Amendments ensure Alberta's corporations legislation is in line with other provinces and makes it a leader over other jurisdictions, wherever possible. It expands corporate opportunities for directors, and clarifies their responsibilities and protections. It also increases the timeframes for dissolved corporations to get back into business.
We reached out to over 200 business experts between July 2020 and September 2021 to find out what was needed to give businesses every competitive advantage possible to succeed.
Attracting investment is a crucial part of Alberta’s Recovery Plan to grow and diversify the province’s economy.
The Business Corporations Amendment Act:
Clarifies directors’ responsibilities and protections
- Makes it easier for directors to carry out their important roles in corporations by providing the tools they need to operate effectively, including:
- expanding circumstances of good faith defence
- enhancing indemnification provisions
- clarifying that the scope of directors’ duty of care is to the corporation
Expands corporate opportunities for directors and officers
- Creates the option of corporate opportunity waivers in a company’s Articles of Incorporation or Unanimous Shareholder Agreement to allow directors to participate in specific types of corporate opportunities.
- Uses of these types of waivers will put Alberta on the leading edge of corporate legislation modernization in the country.
Provides a larger timeframe for dissolved corporations to get back into business
- Expands the period to revive a dissolved corporation, from 5 to 10 years, and removes the current 5-year revival period for non-profit companies, societies, and cooperatives altogether.
Reduces administrative burdens around approvals
- Changes the shareholder approval threshold to two-thirds from a unanimous approval in the following carefully chosen situations:
- if a two-thirds majority of shareholders agree to waiving the requirement of audited financial statements of privately-held non-distributing corporations
- when passing a written resolution signed by a two-thirds majority of shareholders, instead of holding a shareholder meeting
Further aligns our legislation with similar federal and Ontario legislation
- Aligns with both Ontario and the federal government by allowing shareholders, while acting as directors, to “fetter their discretion” (rely on the advice of others or written reports when making decisions).
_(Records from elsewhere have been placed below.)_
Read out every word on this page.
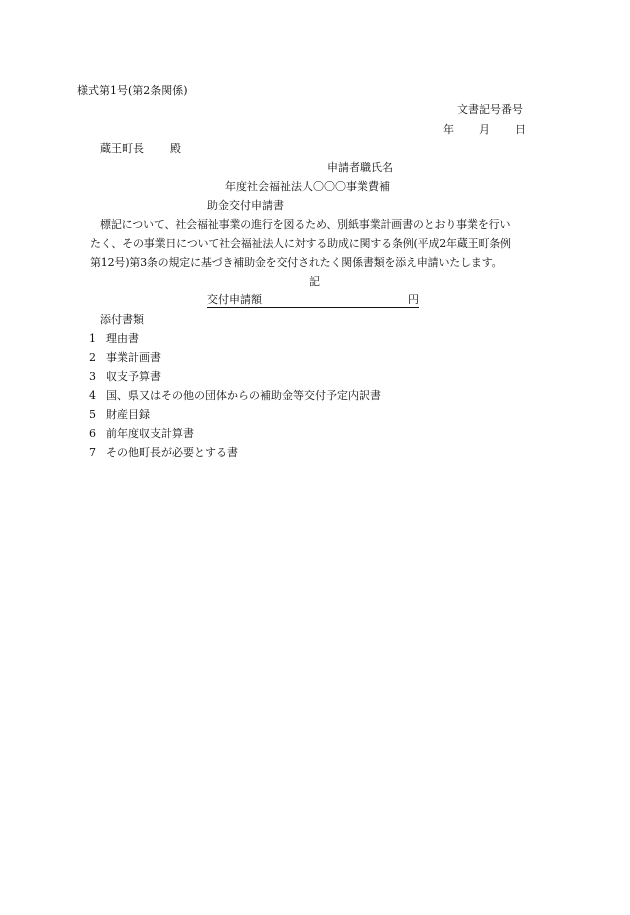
様式第1号(第2条関係)
文書記号番号
年 月 日
蔵王町長 殿
申請者職氏名
年度社会福祉法人〇〇〇事業費補
助金交付申請書
標記について、社会福祉事業の進行を図るため、別紙事業計画書のとおり事業を行い
たく、その事業日について社会福祉法人に対する助成に関する条例(平成2年蔵王町条例
第12号)第3条の規定に基づき補助金を交付されたく関係書類を添え申請いたします。
記
交付申請額	円
添付書類
1 理由書
2 事業計画書
3 収支予算書
4 国、県又はその他の団体からの補助金等交付予定内訳書
5 財産目録
6 前年度収支計算書
7 その他町長が必要とする書
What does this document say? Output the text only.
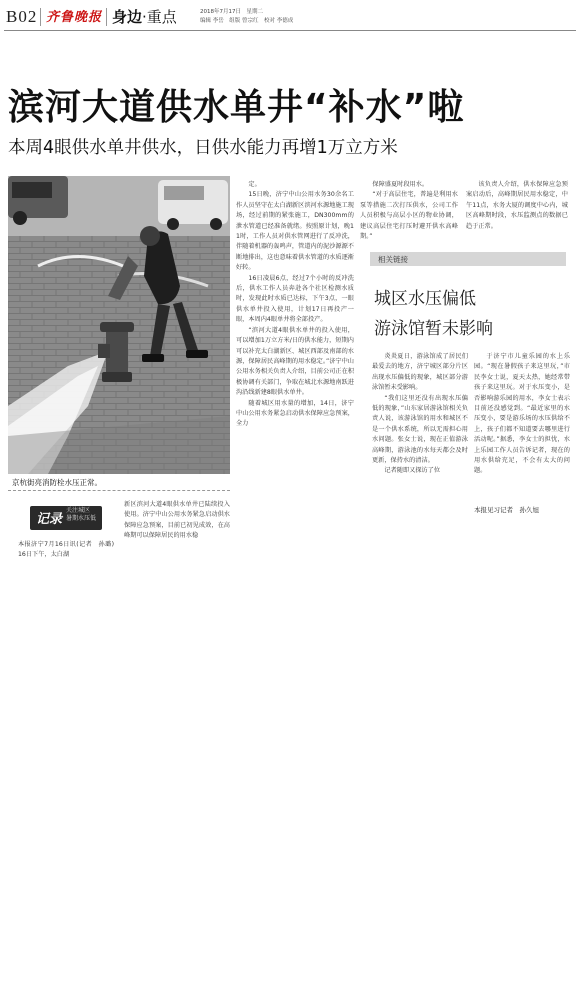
B02 齐鲁晚报 身边·重点	2018年7月17日　星期二
编辑 李岳　组版 曾宗红　校对 李德成
滨河大道供水单井“补水”啦
本周4眼供水单井供水，日供水能力再增1万立方米
京杭街亮消防栓水压正常。
记录
关注城区
暑期水压低
本报济宁7月16日讯(记者　孙璐)　16日下午，太白湖
新区滨河大道4眼供水单井已陆续投入使用。济宁中山公用水务紧急启动供水保障应急预案，目前已初见成效，在高峰期可以保障居民的用水稳

定。

15日晚，济宁中山公用水务30余名工作人员坚守在太白湖新区滨河水源地施工现场，经过前期的紧张施工，DN300mm的泄水管道已经准备就绪。按照原计划，晚11时，工作人员对供水管网进行了反冲洗，伴随着机器的轰鸣声，管道内的泥沙源源不断地排出，这也意味着供水管道的水质逐渐好转。

16日凌晨6点，经过7个小时的反冲洗后，供水工作人员奔赴各个社区检测水质时，发现此时水质已达标，下午3点，一眼供水单井投入使用，计划17日再投产一眼，本周内4眼单井将全部投产。

“滨河大道4眼供水单井的投入使用，可以增加1万立方米/日的供水能力，短期内可以补充太白湖新区、城区西部及南部的水源，保障居民高峰期的用水稳定。”济宁中山公用水务相关负责人介绍，目前公司正在积极协调有关部门，争取在城北水源地南跃进沟沿线新建8眼供水单井。

随着城区用水量的增加，14日，济宁中山公用水务紧急启动供水保障应急预案，全力

保障盛夏时段用水。

“对于高层住宅，普遍是利用水泵等措施二次打压供水，公司工作人员积极与高层小区的物业协调，建议高层住宅打压时避开供水高峰期。”

该负责人介绍，供水保障应急预案启动后，高峰期居民用水稳定，中午11点，水务大厦的调度中心内，城区高峰期时段，水压监测点的数据已趋于正常。

相关链接
城区水压偏低
游泳馆暂未影响

炎炎夏日，游泳馆成了居民们最爱去的地方，济宁城区部分片区出现水压偏低的现象，城区部分游泳馆暂未受影响。

“我们这里还没有出现水压偏低的现象，”山东家居游泳馆相关负责人说，该游泳馆的用水和城区不是一个供水系统，所以无需担心用水问题。张女士说，现在正值游泳高峰期，游泳池的水每天都会及时更新，保持水的清洁。

记者随即又探访了位

于济宁市儿童乐园的水上乐园。“现在暑假孩子来这里玩，”市民李女士说，夏天太热，她经常带孩子来这里玩。对于水压变小，是否影响游乐园的用水，李女士表示目前还没感觉到。“最近家里的水压变小，要是游乐场的水压供给不上，孩子们都不知道要去哪里进行活动呢。”据悉，李女士的担忧，水上乐园工作人员告诉记者，现在的用水供给充足，不会有太大的问题。

本报见习记者　孙久旭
Modernizes by repealing provisions that are repetitive, unnecessary, or addressed by other legislation
- Cuts red tape, removes administrative burdens, and repeals provisions that are repetitive, unnecessary, or addressed by other legislations, such as:
- simplifying processes for corporations by removing redundant or out-of-date requirements, amending provisions to match modern communication methods, and modernize the meaning of contact information
- providing more flexibility in seeking advice on financial statements and other documents
- removing references in legislation that require faxed or handwritten documents
For more information on the proposed changes, read the Business Corporations Amendement Act fact sheet.
The Business Corporations Amendment Act was proclaimed on May 31, 2022 and changes are now in effect.